Possibly the most interesting part of today’s reading is that one tiny line: ‘It was about four o’clock in the afternoon.’ John’s is the gospel of signs and symbols, but what does four o’clock in the afternoon (the tenth hour in Greek) mean? I fell down a rabbit hole exploring this; there have been many suggestions through the centuries. One is that because 10 is one of the perfect numbers, the tenth hour is the ‘perfect time’ to discover Jesus. Another is that it was fairly late in the afternoon, which explains why Andrew and the other disciple ‘remained with him that day’. But my favourite explanation is that the time is given because in Jesus God has entered into time, and so just as we humans can remember the moment when we heard that someone we love had died, or when a child was born, these two disciples could remember the very hour when they first encountered Jesus. It was one of the most significant moments of their life, and they never forgot the details of it. The Gospel of John begins with an echo of the Book of Genesis: ‘In the beginning was the Word, and the Word was with God, and the Word was God.’ But then John tells us that ‘the Word became flesh and lived among us’. Because the Word lived among human beings, as a human being himself, a creature of time, those human beings could remember the very hour they first encountered him: about four in the afternoon.
In the Letter to the Philippians Paul describes the incarnation this way: ‘though he was in the form of God, [he] did not regard equality with God as something to be exploited, but emptied himself, taking the form of a slave, being born in human likeness.
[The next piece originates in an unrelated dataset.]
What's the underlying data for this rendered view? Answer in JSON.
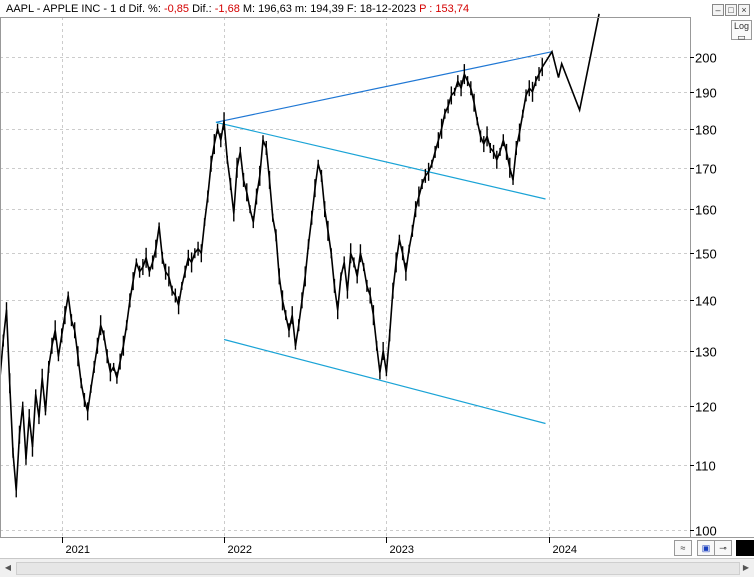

And being found in human form, he humbled himself and became obedient to the point of death—even death on a cross’. (Phil 2:5-8) Paul writes this to encourage the members of the church at Philippi to follow Christ’s example, and in today’s reading we see three people, John the Baptist, Andrew, and even eventually, after lots of mistakes, Simon Peter, whose lives do show that humility. None of their lives show the health, wealth and happiness that prosperity gospellers insist following God will bring. But then success is not a measure of our relationship with God, and our faithfulness cannot be measured by our achievement.
Choosing to follow Jesus does not guarantee us success in life. That’s obvious; after all, as the Apostle Paul reminds us, we follow a crucified Messiah, ‘a stumbling-block to Jews and foolishness to Gentiles’. (1 Cor 1:23) We worship the Word who took on flesh and entered time, who lived a human life and died a human death. All too often, when following Jesus, we can find ourselves, like the Suffering Servant, complaining that we ‘have laboured in vain, [and] spent our strength for nothing and vanity’. But, simultaneously, again like the Suffering Servant, even in the midst of failure, even when things have gone badly wrong, we are able to say: ‘surely my cause is with the Lord, and my reward with my God.’ Nothing can separate us from the love of God in Christ Jesus, neither success nor failure, wealth nor poverty, health nor sickness, happiness nor despair. God in Christ is always with us, and for that we give thanks to God. Amen.